In a world where girls like Miley Cyrus dominate headlines for all the wrong reasons, I can’t tell you how much better I feel knowing there are acts like PINS out there. I’m not going to attach the role model label to them, because I doubt they’d want it or indeed care. But let’s just say from the outset that it’s such a relief that Miley Cyruses, the Katy Perrys et al can be totally outshone by four young women from Manchester screaming and thumping their way through what is quite an astonishing debut album.
It’s been one of the most hyped debuts of this year, and the post-punky, grungey PINS haven’t disappointed with Girls Like Us, released this week. It’s a compelling, furious listen that draws you in. It’s focussed, cohesive and feels really quite mature, old heads on young shoulders. It’s full of attitude, sass, drama and anger.
Wise-beyond-years lyrics are delivered in everything from almost belligerent monotones to whoops and squeals. There’s a bit of Karen O, a bit of Nico, all laid over thumping, tribal-like drums and heavy bass.
They say they recorded the album at Liverpool’s Parr Street Studios for its vast selection of analogue gear, and according to the press release, was self-produced and nailed within a week. And it does have urgency about it, like they tapped into vein and had to get it all out quickly before it drained away. It starts with an intensity in It’s On that is maintained throughout the album. Punchy songs are punctuated by tense little instrumentals, and even a bit of spoken word in Velvet Morning.
Highlight tracks for me are title track Girls Like Us, I Want It All and Play with Fire. They’re powerful, gripping and exciting. It’s powerful stuff, and it gets better on repeat listen. I recommend giving it at least three listens before passing judgment. I saw them play a super-tight set at the End of the Road festival a few weeks back and they were definitely a highlight, if a slightly strange experience, with their dark and stormy sound in stark contrast to their mid-afternoon slot and the brilliant sunshine and beautiful gardens just outside the Big Top.

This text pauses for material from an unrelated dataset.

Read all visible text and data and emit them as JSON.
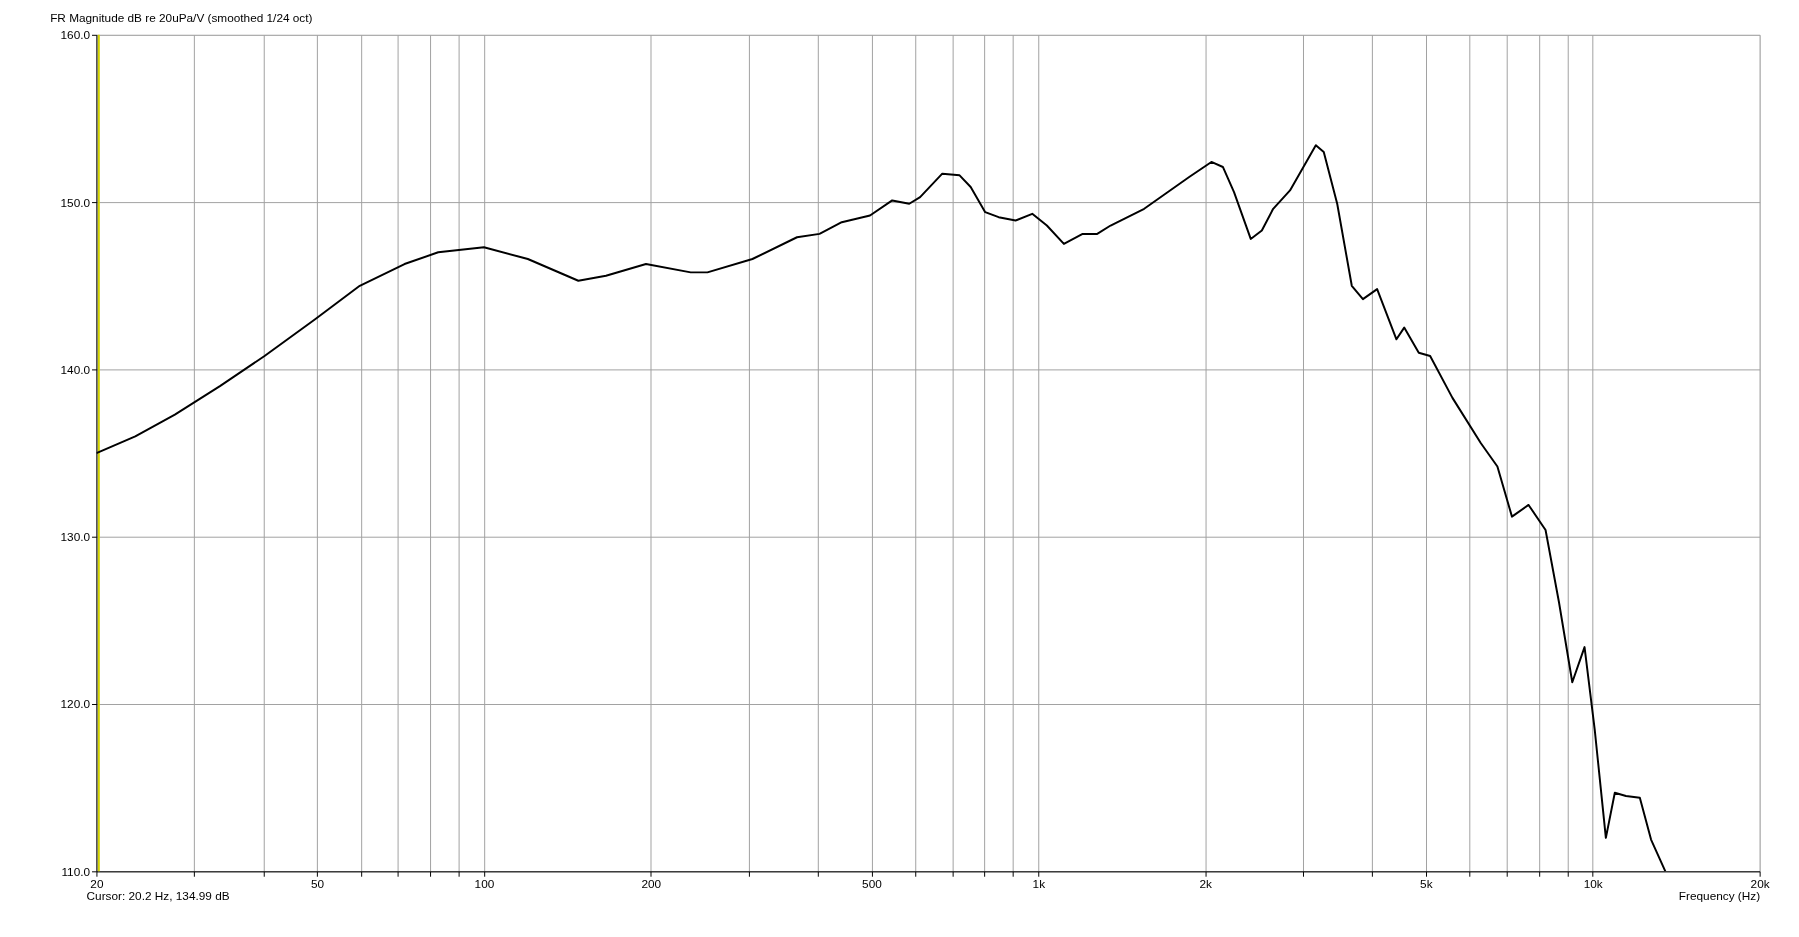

At the time of writing I’m preparing to see them again at Birthdays in Dalston, a slightly more appropriate setting, so will report back. They say Girls Like Us isn’t about being like them, but about being yourself, and that being in a band is all they’ve ever wanted to do. I can’t help but think that following this remarkable debut, being like them is something a lot of young women, and men too, will aspire to.